I’ve always liked this saying, but what does it really mean for a company? I know what it means to me personally, but let’s try to translate that to a company with more than 85.000 employees in close to 50 countries.


Leadership plays out differently for different businesses, organizations and geographies. Just consider what might be expected of leading companies today based on where they operate, what they sell, or who they employ. Those expectations are constantly changing.

We’ve chosen “With Leadership Comes Responsibility” as the title of our latest Corporate Responsibility Report – just published. A lot has changed in the CSR/Sustainability space in just the past couple years and the definition of leadership has changed with it.

Our employees around the world have contributed their time and talents to make Intel the company it is today, but they aren’t satisfied with what they’ve achieved. They want increased environmental performance in both our operations and out products. They want to see continued improvements in their workplaces and in cross-company and -sector collaboration. And, they want us to put out knowledge and expertise to work on making peoples lives better, regardless of where they live – and make a profit while doing so.

Our latest report is another step in our ever-evolving strategy to communicate the most important information in a format our stakeholders are asking for. A tabular introduction to the report can be found on Intel’s Corporate Responsibility Homepage. In addition, readers can download the entire report or specific sections based on their interest.

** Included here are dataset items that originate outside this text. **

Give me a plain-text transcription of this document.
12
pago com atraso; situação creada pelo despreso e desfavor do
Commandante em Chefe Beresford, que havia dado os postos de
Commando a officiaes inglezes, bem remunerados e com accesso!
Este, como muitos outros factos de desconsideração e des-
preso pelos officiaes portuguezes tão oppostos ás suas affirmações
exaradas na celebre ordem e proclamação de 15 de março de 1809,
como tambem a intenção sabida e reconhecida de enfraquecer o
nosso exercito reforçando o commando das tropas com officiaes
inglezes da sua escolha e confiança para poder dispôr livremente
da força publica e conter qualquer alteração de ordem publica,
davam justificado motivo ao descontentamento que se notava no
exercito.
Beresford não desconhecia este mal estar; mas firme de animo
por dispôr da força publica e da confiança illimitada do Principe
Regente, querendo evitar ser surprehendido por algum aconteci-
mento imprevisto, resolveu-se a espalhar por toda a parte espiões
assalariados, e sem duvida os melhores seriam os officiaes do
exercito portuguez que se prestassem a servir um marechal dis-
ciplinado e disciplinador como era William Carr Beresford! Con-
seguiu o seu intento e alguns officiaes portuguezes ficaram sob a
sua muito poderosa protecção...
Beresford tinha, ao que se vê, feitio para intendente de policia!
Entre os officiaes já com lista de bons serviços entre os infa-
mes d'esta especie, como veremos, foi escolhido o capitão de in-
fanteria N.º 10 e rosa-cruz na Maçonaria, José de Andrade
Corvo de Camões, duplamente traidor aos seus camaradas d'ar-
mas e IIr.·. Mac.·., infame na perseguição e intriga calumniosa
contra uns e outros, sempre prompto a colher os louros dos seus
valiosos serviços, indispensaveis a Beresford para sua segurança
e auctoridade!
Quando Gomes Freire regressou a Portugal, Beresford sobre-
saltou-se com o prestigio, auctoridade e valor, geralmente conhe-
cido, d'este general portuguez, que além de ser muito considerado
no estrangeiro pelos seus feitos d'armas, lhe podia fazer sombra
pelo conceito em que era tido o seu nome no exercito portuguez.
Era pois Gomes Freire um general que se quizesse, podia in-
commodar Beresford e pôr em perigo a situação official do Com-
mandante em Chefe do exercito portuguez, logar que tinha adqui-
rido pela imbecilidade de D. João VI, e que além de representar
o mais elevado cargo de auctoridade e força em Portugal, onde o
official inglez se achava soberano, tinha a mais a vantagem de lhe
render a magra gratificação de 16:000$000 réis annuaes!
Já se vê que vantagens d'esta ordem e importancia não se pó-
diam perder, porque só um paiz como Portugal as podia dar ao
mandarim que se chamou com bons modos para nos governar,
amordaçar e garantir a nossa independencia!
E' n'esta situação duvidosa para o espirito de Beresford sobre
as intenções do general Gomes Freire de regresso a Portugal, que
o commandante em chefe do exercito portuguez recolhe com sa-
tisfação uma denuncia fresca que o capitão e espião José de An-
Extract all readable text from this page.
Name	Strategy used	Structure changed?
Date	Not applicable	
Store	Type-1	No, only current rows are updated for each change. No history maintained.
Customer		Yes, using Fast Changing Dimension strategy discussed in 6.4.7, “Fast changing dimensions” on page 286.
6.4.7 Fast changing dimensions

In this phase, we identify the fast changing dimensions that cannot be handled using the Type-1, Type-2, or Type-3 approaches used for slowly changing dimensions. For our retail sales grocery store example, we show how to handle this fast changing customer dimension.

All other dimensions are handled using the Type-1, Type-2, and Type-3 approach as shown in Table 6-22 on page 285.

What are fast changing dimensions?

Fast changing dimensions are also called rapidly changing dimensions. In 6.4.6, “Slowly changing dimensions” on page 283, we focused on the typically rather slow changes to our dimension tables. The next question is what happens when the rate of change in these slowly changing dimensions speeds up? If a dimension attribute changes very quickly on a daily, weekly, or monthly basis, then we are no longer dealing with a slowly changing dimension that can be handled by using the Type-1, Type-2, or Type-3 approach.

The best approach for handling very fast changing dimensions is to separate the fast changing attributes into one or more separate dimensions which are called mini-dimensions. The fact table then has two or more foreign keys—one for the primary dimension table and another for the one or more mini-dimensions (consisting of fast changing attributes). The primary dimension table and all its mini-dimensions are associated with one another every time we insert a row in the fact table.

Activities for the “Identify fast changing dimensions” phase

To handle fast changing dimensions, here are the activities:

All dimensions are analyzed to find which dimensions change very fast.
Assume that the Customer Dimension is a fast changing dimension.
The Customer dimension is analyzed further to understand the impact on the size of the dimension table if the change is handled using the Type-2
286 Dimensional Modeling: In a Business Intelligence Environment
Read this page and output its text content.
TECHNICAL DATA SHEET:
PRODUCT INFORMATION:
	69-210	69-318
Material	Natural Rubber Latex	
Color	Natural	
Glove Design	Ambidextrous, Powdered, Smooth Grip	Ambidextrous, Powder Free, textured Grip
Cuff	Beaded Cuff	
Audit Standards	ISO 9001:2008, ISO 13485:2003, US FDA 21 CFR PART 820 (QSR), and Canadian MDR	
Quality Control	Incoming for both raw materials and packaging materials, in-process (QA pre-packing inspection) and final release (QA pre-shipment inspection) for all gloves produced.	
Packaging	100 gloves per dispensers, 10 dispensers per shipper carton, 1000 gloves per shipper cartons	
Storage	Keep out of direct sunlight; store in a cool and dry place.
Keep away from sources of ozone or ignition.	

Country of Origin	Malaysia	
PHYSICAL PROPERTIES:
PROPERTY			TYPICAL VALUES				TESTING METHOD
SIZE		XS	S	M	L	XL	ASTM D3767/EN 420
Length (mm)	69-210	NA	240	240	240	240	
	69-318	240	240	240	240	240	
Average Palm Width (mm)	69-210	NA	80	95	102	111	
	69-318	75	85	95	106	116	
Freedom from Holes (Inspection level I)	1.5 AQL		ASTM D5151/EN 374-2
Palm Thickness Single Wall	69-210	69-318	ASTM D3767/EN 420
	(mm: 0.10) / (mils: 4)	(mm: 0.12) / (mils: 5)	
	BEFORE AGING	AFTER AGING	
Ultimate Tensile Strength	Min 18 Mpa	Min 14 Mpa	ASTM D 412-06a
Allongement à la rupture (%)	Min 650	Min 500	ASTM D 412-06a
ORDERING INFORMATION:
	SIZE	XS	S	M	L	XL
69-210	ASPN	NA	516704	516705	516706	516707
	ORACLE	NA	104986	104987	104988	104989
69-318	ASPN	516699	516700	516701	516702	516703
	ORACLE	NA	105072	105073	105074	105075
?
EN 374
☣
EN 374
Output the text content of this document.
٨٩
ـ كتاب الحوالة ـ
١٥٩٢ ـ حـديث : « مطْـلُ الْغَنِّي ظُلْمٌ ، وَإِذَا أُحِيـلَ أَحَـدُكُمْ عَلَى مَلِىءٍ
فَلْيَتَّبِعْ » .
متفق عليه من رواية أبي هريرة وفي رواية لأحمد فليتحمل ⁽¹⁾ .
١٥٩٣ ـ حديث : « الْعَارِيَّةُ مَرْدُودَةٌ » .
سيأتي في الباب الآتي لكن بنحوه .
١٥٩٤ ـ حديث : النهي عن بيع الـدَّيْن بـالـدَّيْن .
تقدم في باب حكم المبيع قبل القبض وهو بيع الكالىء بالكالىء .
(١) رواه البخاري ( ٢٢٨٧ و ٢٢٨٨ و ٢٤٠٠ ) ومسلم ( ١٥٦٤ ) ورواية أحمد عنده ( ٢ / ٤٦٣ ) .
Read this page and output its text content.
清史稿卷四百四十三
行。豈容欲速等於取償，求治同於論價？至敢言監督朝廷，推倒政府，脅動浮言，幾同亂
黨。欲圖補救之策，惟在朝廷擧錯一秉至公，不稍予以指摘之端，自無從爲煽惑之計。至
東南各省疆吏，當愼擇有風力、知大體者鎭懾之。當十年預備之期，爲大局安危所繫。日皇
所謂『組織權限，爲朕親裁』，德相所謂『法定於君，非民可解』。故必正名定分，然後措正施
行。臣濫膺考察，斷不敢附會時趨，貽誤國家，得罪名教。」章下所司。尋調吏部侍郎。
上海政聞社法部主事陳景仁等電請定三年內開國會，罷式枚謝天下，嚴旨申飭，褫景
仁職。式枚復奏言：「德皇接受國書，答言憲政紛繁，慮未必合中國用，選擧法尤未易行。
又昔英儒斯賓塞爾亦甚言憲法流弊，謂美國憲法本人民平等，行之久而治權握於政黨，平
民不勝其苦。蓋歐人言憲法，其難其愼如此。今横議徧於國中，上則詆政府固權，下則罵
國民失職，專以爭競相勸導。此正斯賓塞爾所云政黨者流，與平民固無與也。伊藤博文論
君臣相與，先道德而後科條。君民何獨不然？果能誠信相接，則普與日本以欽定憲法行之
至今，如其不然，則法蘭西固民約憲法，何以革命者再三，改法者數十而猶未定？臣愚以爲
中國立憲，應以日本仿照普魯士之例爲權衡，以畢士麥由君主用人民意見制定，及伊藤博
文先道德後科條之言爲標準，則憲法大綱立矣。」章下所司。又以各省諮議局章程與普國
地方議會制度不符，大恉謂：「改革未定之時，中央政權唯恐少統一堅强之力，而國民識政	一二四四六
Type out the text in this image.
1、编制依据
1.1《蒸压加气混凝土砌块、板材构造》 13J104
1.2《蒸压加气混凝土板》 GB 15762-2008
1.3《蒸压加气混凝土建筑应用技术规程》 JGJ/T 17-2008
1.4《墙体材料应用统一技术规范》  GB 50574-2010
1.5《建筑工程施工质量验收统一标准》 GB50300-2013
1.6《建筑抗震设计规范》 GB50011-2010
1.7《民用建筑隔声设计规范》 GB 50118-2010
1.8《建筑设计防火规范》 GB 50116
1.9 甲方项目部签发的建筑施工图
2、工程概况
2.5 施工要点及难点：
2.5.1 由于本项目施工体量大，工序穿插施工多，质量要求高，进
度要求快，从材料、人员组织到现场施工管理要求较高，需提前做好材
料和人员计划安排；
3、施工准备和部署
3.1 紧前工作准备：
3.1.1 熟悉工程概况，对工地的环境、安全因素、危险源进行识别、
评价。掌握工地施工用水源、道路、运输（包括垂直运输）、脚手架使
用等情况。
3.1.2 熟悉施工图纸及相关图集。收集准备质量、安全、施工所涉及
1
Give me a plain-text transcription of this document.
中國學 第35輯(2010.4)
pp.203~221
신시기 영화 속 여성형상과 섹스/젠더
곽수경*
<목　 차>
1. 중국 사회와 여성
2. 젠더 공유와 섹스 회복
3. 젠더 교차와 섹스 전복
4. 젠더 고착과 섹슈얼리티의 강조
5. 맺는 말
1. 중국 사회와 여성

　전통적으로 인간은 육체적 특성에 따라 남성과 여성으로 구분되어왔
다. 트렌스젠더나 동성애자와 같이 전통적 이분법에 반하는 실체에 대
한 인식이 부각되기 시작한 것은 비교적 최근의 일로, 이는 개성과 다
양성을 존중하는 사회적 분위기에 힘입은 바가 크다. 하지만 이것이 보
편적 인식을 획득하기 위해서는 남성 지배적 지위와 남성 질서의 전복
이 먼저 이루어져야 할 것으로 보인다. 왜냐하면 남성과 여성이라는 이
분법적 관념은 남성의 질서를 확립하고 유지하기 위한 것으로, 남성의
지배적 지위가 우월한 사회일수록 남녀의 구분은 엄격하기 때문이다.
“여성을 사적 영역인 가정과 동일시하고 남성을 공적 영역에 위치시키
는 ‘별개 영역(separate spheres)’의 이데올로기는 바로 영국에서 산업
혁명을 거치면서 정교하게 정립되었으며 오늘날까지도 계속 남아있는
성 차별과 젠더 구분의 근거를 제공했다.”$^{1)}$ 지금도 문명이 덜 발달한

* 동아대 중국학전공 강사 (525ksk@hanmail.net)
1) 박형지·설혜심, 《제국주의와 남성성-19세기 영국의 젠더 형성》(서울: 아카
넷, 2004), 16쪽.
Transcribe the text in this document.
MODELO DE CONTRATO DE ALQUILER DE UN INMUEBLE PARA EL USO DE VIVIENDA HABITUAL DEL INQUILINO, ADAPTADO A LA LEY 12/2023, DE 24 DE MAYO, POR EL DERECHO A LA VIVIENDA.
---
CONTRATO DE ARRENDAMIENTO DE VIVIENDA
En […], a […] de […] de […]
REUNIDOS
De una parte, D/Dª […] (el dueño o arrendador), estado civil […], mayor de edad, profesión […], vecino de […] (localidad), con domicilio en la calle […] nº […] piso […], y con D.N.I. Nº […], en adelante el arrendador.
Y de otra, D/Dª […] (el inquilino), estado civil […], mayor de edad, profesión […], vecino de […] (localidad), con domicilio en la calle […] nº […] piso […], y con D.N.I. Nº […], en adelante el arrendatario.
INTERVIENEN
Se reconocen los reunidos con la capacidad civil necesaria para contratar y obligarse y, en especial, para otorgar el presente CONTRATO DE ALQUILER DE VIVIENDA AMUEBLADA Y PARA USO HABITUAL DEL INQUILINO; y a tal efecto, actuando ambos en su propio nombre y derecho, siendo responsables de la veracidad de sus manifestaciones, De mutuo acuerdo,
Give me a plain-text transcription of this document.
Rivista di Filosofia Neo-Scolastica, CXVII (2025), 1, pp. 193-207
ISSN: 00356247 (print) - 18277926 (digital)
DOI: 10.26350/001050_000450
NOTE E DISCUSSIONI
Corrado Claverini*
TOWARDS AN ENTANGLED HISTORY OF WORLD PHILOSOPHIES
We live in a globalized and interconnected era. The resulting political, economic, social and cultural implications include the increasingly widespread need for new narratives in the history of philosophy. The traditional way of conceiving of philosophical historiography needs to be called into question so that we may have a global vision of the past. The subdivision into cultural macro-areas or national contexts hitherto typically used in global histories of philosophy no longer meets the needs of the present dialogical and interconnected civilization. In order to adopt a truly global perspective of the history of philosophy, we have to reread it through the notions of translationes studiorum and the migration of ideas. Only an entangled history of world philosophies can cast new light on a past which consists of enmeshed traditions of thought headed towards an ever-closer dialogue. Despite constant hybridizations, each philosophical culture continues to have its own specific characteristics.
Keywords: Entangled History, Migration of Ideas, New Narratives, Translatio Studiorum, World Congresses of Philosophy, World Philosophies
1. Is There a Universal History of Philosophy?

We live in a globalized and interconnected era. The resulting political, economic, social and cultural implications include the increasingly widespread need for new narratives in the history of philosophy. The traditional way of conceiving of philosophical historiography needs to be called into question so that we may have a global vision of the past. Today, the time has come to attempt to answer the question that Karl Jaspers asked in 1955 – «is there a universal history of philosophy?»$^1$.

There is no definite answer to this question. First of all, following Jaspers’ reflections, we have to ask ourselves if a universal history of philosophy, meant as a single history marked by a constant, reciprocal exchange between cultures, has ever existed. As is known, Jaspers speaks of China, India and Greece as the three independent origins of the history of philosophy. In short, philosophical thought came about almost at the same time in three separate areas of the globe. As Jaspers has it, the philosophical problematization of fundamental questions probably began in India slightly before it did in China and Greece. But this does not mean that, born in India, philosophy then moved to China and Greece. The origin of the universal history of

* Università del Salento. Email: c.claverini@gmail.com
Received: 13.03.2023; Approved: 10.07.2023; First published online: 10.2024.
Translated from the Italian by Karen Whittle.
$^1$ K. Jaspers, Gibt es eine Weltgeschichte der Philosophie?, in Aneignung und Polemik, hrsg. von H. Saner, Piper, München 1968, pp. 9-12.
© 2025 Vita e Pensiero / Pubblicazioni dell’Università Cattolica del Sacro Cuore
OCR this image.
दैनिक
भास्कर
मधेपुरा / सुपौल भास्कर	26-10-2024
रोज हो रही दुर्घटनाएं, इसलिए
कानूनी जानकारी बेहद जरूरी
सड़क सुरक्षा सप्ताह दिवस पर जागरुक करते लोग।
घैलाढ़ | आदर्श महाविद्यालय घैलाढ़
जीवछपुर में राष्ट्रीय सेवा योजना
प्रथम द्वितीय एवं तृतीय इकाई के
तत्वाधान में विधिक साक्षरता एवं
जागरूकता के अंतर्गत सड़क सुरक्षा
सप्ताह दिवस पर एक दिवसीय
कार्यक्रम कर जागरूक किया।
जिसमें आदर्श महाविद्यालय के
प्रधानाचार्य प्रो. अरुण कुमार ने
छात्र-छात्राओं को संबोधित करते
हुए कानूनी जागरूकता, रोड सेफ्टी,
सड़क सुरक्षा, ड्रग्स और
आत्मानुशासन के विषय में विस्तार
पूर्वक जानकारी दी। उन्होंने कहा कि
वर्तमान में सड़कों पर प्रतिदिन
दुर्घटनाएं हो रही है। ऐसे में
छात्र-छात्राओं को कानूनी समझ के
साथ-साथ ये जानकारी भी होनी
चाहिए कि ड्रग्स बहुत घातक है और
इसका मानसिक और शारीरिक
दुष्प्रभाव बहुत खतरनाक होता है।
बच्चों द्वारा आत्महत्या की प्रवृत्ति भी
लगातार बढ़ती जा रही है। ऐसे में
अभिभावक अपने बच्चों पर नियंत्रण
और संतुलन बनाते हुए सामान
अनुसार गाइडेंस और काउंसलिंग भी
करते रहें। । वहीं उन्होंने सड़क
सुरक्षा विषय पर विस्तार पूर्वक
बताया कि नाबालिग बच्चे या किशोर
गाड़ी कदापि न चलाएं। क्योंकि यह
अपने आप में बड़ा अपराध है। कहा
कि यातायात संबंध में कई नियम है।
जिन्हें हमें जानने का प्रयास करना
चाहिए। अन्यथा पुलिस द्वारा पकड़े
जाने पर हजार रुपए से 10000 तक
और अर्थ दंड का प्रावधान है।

This year’s report includes information on our most important corporate responsibility areas: environment, workplace, education, community, and supply chain management. Based on stakeholder feedback, we have also expanded our discussion on our approach to defining materiality and CSR management in a new Management Strategy and Analysis section. A few highlights presented in this year’s report include:

– Recognitions including being the only U.S. company named as a Supersector Leader by the Dow Jones Sustainability Index and capturing the #1 spot in our industry on CRO Magazine’s Best Corporate Citizens list.

– Environmental performance improvements in our operations including the recycling or reuse of more than 80% of waste generated and reclaiming more than 3 billion gallons of water annually.

– Surpassing the milestone of training 5 million teachers in more than 40 countries in the Intel® Teach Program on effectively integrating technology and project-based learning into their classrooms.

– Achieving a worldwide employee volunteerism rate of 38%. Hours for education efforts alone surpassed 550,000 hours, netting $2.9 million in matching grants for local schools and Intel Computer Clubhouses.

– Expanding our Health for Life wellness program to help employees and their families better manage their health risks and maintaining our performance at world-class safety levels compared to industry benchmarks.

– Promoting supply chain responsibility through our role in the Electronics Industry Citizenship Coalition and completing over 100 high-level risk assessments of our suppliers, representing 80% of purchasing spends.

These are not the results of a faceless corporation, but the result of all Intel employees making the company better one step at a time. Just in the first few months of 2008, we have begun to see some great new results, including being named to the #1 spot on CRO Magazine’s 2008 100 Best Corporate Citizens List, becoming the largest corporate purchaser of Green Power in the U.S. according to the U.S. EPA, and kicking off an ambitious employee volunteer campaign to give back 1 million hours of service in our communities to celebrate our 40th anniversary.

I view my responsibility as a leader in fairly simple terms – help show my company the future and do my best to get them there. A company’s responsibility as a leader is of course a little more complex – but our employees are the key to getting us to that future.

I hope you enjoy the report and I welcome any feedback you may have on any aspect of it.

4 Responses to With Leadership Comes Responsibility

  1. Brad Burris says:

    Thanks for sharing how Intel is perceived externally. This is great. We should all be proud.

  2. Victoria Mah says:

    This is good info. To know that we are making an impact to the world around us!

  3. Anne Ruiz says:

    I hope in the next report to read about Intel stepping up as a leader, not benchmarking as far as outsourcing custodial services. This practice, which surely does not have a big impact on shareholder value, has unintended consequences in our community. Janitors who work at Intel but not for Intel, are also our neighbors. Mike Cassidy in a 5/27 Mercury News article comments that valley tech giants including Intel have contracted out our social responsibility along with cleaning needs. With “Leadership Comes Responsibility” and I think Intel has an opportunity to show how it’s done.